I’m trying to append data to a dataframe through nested loop something similar to the following example, but the resulting dataframe is empty. How can I fix this ?
I’ll be calling another function instead of DataFrame that has argument year and month, which doesn’t have the issue.
df = DataFrame()
for year in 1993:2020, month in 1:12
append!(df,DataFrame(A=year,B=month))
end
df
To make it more precise : both append! and push! are OK, but push! will be faster. Here is a comparison:
julia> function f1()
df = DataFrame()
for year in 1993:2020, month in 1:12
append!(df, DataFrame(A=year,B=month))
end
return df
end
f1 (generic function with 1 method)
julia> function f2()
df = DataFrame()
for year in 1993:2020, month in 1:12
push!(df, (A=year,B=month))
end
return df
end
f2 (generic function with 1 method)
julia> function f3()
df = DataFrame(A=Int[], B=Int[])
for year in 1993:2020, month in 1:12
push!(df, (year,month))
end
return df
end
f3 (generic function with 1 method)
julia> @time f1();
0.001682 seconds (13.13 k allocations: 1020.641 KiB)
julia> @time f2();
0.000212 seconds (1.71 k allocations: 81.266 KiB)
julia> @time f3();
0.000123 seconds (378 allocations: 23.922 KiB)

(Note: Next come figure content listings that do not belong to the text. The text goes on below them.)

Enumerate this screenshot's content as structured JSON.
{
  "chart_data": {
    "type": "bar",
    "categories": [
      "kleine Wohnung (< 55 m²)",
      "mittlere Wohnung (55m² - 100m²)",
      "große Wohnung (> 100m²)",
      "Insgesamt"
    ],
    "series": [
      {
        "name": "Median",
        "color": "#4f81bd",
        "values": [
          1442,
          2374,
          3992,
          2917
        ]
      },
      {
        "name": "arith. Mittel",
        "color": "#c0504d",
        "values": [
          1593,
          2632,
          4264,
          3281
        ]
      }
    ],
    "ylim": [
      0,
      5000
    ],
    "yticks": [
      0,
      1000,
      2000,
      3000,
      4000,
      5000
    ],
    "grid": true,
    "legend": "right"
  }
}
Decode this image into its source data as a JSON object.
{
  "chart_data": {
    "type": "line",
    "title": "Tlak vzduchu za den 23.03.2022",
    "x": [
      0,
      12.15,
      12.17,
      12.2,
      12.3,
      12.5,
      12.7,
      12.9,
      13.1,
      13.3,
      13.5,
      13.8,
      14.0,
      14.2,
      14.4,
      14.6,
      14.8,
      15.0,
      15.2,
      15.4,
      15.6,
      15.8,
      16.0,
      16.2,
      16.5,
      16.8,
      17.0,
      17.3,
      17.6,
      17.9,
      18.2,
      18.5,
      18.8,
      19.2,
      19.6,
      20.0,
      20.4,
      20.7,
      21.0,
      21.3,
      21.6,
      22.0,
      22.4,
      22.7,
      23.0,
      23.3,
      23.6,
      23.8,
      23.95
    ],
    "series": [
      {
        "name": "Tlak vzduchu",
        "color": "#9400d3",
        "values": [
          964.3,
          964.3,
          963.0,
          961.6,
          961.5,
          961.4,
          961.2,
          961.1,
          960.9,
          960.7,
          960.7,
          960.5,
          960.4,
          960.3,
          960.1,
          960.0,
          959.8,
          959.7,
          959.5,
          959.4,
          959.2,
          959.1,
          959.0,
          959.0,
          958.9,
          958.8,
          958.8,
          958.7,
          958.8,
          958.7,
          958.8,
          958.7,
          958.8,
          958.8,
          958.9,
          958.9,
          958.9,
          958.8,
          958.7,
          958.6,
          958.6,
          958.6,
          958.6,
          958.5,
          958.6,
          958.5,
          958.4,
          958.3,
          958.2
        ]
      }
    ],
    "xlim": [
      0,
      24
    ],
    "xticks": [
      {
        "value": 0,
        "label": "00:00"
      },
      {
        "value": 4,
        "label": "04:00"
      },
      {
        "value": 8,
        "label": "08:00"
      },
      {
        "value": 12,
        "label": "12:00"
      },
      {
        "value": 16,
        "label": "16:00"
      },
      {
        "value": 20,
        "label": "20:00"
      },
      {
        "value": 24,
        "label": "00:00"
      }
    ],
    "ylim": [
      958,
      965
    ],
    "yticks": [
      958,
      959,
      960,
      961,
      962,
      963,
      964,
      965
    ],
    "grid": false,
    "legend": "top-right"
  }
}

As a side note - thanks to @Ronis_BR it is extremely easy visually to check which version of DataFrames.jl someone is working on (as this matters in some cases - not this time fortunately).
This is probably not related to DataFrames, but why push and append are any different in this case? If one of those are faster, shouldn’t the methods called at the end be the same?
push! is for single elements, in this case pushing a “row” (NamedTuple) to a collection of rows (DataFrame). append! is for concatenating collections (DataFrames), so you can append! two data frames.
The issue is not the speed of the append! it’s the cost of constructing a DataFrame each time in the loop, which you have to do in order to append!.